21 Ocak 2017 Cumartesi

15 Temmuz: 3




Bundan yüzyıl önce yeni devleti kurduk da ancak ruhunu tam kuramadıktı.
Halkımız ve devletimiz kendi ruhundan konuşamamıştı, buna yeltendiğinde ise susturulmuştu.
Kendi ruhumuzdan madem söz edemiyoruz, oradan doğamıyoruz; başka ruha da teslim olmayacağız, onu konuşmayacağız demiştik. Çenemizi kapamıştık.
Bu durum, bizde büyük bir kırgınlığa küskünlüğe yol açtı.
Yetmiş seksen yıl boyunca milletimiz R. Musil’in roman kahramanları gibi duygusuz, betonerme bir atmosferde yaşadı.
Mobidik gibi hiçbir şey yapmak gelmedi insanımızın yüreğinden.
Sabır olmasaydı yeryüzünde bir gün kalınabilir miydi? Deyip de bir an önce ahrete kaçmak isteyen kişilikler haline gelmiştik milletçe.
Üstelik, düşünsel olarak modern çağ tarafından da dolandırılmıştık.
Ülkemize ihraç edilen birçok ideoloji ve fikir, insanımızın ruhunu bu topraklardan koparmıştı.
İdeolojilerle insanlarımızı paylaşanlar, aynı ideolojilerle topraklarımızı bölmeyi talep etmişti.
Hem sözümüz ağzımıza tıkansın hem de vatanımız olmadık ikinci el, pert olmuş fikirlerle doldurulsundu.

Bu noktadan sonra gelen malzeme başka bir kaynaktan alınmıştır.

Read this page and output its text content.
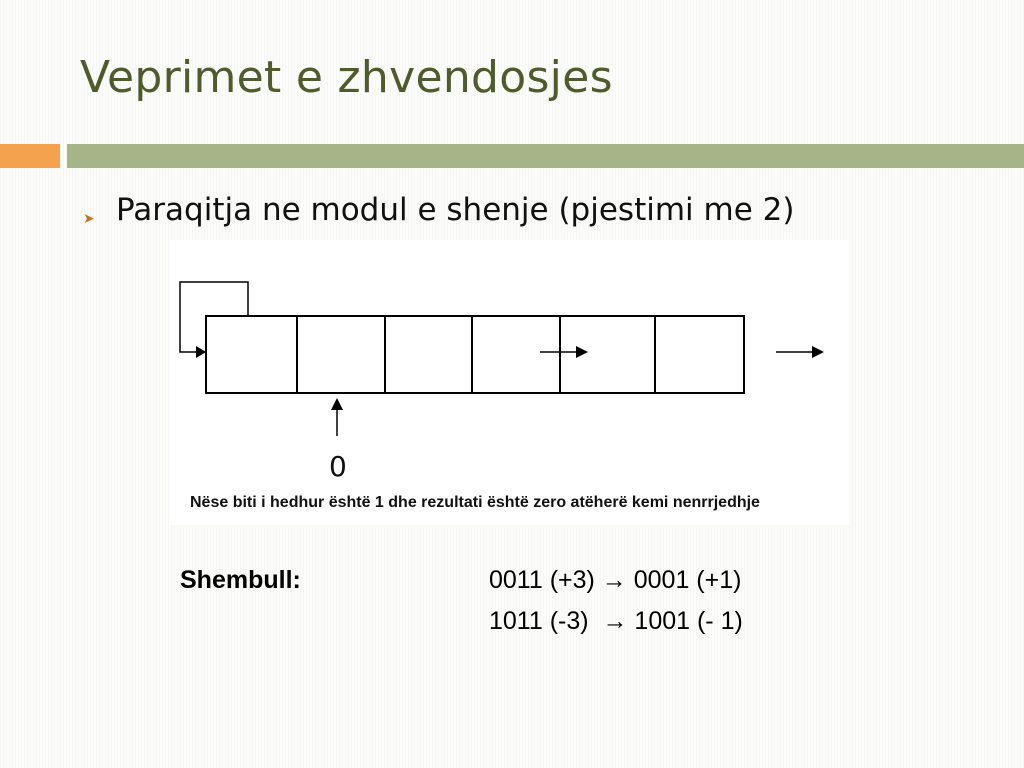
Veprimet e zhvendosjes
➤ Paraqitja ne modul e shenje (pjestimi me 2)
0
Nëse biti i hedhur është 1 dhe rezultati është zero atëherë kemi nenrrjedhje
Shembull:	0011 (+3) → 0001 (+1)
1011 (-3)  → 1001 (- 1)
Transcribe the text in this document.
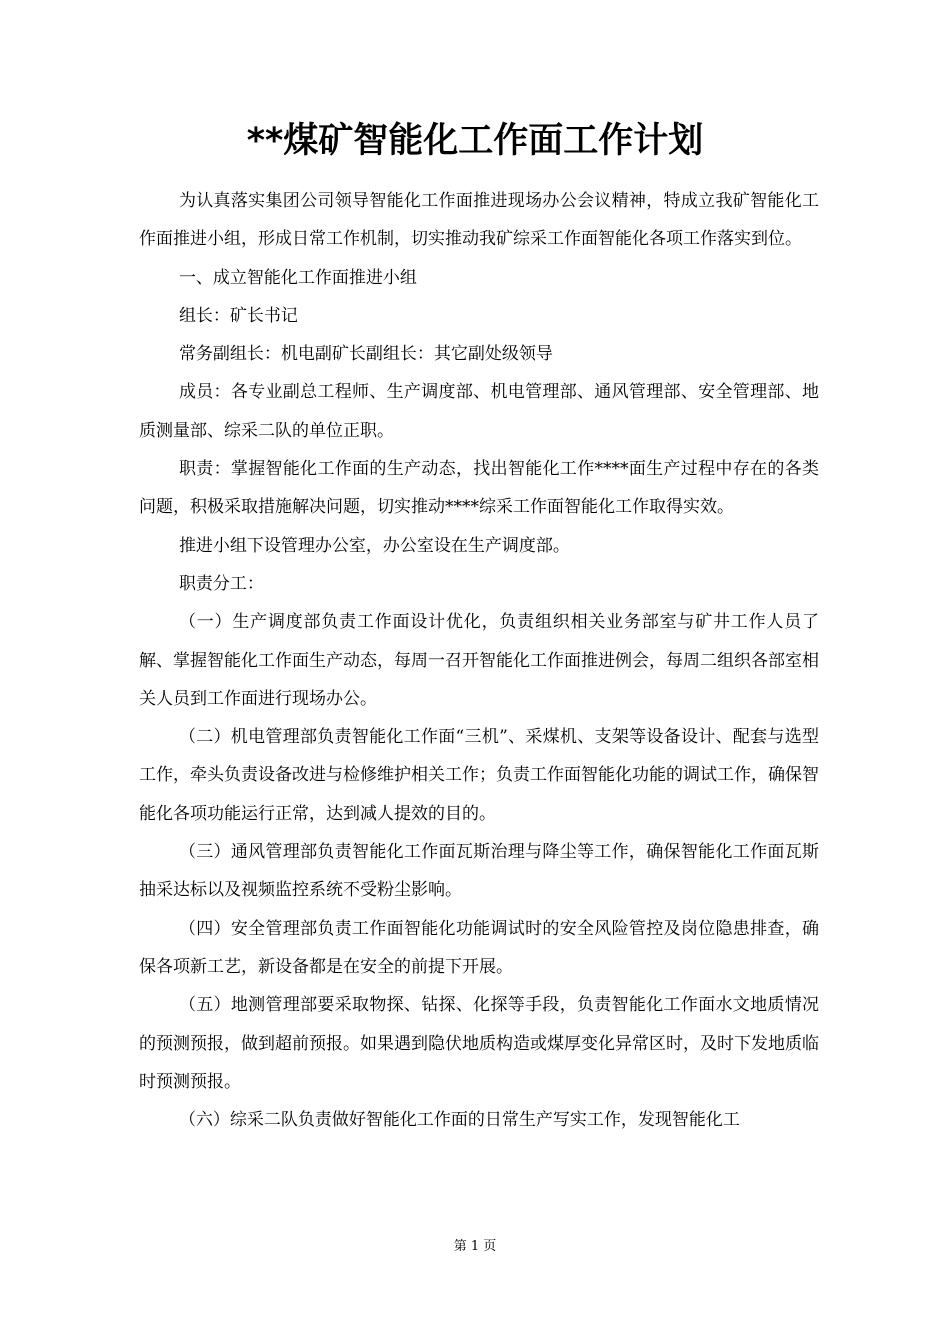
**煤矿智能化工作面工作计划

为认真落实集团公司领导智能化工作面推进现场办公会议精神，特成立我矿智能化工作面推进小组，形成日常工作机制，切实推动我矿综采工作面智能化各项工作落实到位。

一、成立智能化工作面推进小组

组长：矿长书记

常务副组长：机电副矿长副组长：其它副处级领导

成员：各专业副总工程师、生产调度部、机电管理部、通风管理部、安全管理部、地质测量部、综采二队的单位正职。

职责：掌握智能化工作面的生产动态，找出智能化工作****面生产过程中存在的各类问题，积极采取措施解决问题，切实推动****综采工作面智能化工作取得实效。

推进小组下设管理办公室，办公室设在生产调度部。

职责分工：

（一）生产调度部负责工作面设计优化，负责组织相关业务部室与矿井工作人员了解、掌握智能化工作面生产动态，每周一召开智能化工作面推进例会，每周二组织各部室相关人员到工作面进行现场办公。

（二）机电管理部负责智能化工作面“三机”、采煤机、支架等设备设计、配套与选型工作，牵头负责设备改进与检修维护相关工作；负责工作面智能化功能的调试工作，确保智能化各项功能运行正常，达到减人提效的目的。

（三）通风管理部负责智能化工作面瓦斯治理与降尘等工作，确保智能化工作面瓦斯抽采达标以及视频监控系统不受粉尘影响。

（四）安全管理部负责工作面智能化功能调试时的安全风险管控及岗位隐患排查，确保各项新工艺，新设备都是在安全的前提下开展。

（五）地测管理部要采取物探、钻探、化探等手段，负责智能化工作面水文地质情况的预测预报，做到超前预报。如果遇到隐伏地质构造或煤厚变化异常区时，及时下发地质临时预测预报。

（六）综采二队负责做好智能化工作面的日常生产写实工作，发现智能化工

第 1 页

Ya Rab, buna nasıl dayandık, hala şaşıyorum. Ülküsüzlükten, suskunluktan ve bir türlü toparlanamamaktan insan ölebilir oysa.

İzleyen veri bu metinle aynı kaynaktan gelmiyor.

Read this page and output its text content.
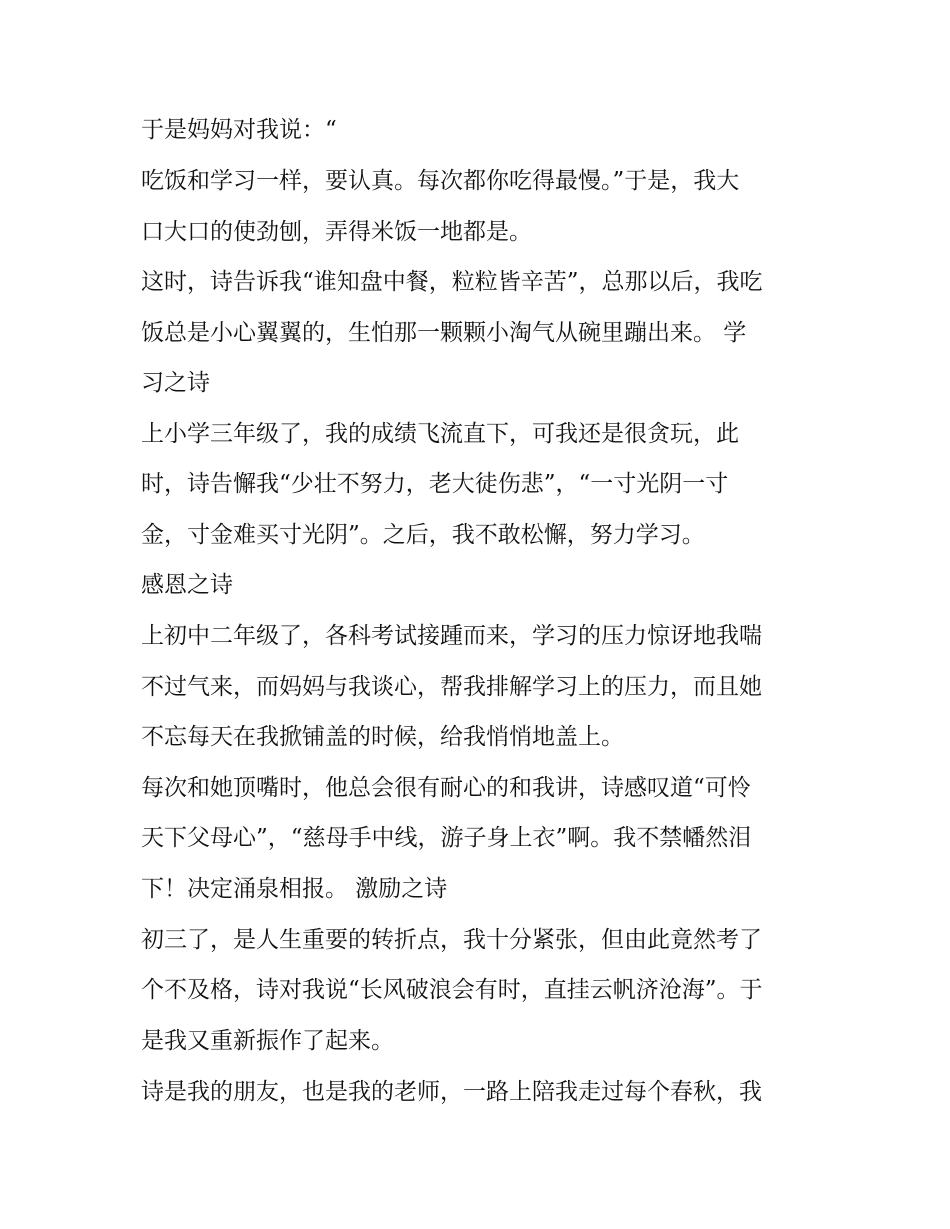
于是妈妈对我说：“
吃饭和学习一样，要认真。每次都你吃得最慢。”于是，我大
口大口的使劲刨，弄得米饭一地都是。
这时，诗告诉我“谁知盘中餐，粒粒皆辛苦”，总那以后，我吃
饭总是小心翼翼的，生怕那一颗颗小淘气从碗里蹦出来。 学
习之诗
上小学三年级了，我的成绩飞流直下，可我还是很贪玩，此
时，诗告懈我“少壮不努力，老大徒伤悲”，“一寸光阴一寸
金，寸金难买寸光阴”。之后，我不敢松懈，努力学习。
感恩之诗
上初中二年级了，各科考试接踵而来，学习的压力惊讶地我喘
不过气来，而妈妈与我谈心，帮我排解学习上的压力，而且她
不忘每天在我掀铺盖的时候，给我悄悄地盖上。
每次和她顶嘴时，他总会很有耐心的和我讲，诗感叹道“可怜
天下父母心”，“慈母手中线，游子身上衣”啊。我不禁幡然泪
下！决定涌泉相报。 激励之诗
初三了，是人生重要的转折点，我十分紧张，但由此竟然考了
个不及格，诗对我说“长风破浪会有时，直挂云帆济沧海”。于
是我又重新振作了起来。
诗是我的朋友，也是我的老师，一路上陪我走过每个春秋，我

Öldürmeyen Allah öldürmüyor.
Bütün bu unutulmuşlukların ve kıstırılmışlıkların toplamı,15 Temmuz Direnişi gibi ulvi bir hareketi doğurdu.
Milletim o gece her şeyi göze alarak, ana ruhuna, kendi sözüne hicret eyledi.
Ulu vahiyle göz göze geldi.
Kendini de sözünü de diriltti.
Eğriltilmeye çalışılan onurunu düzeltti.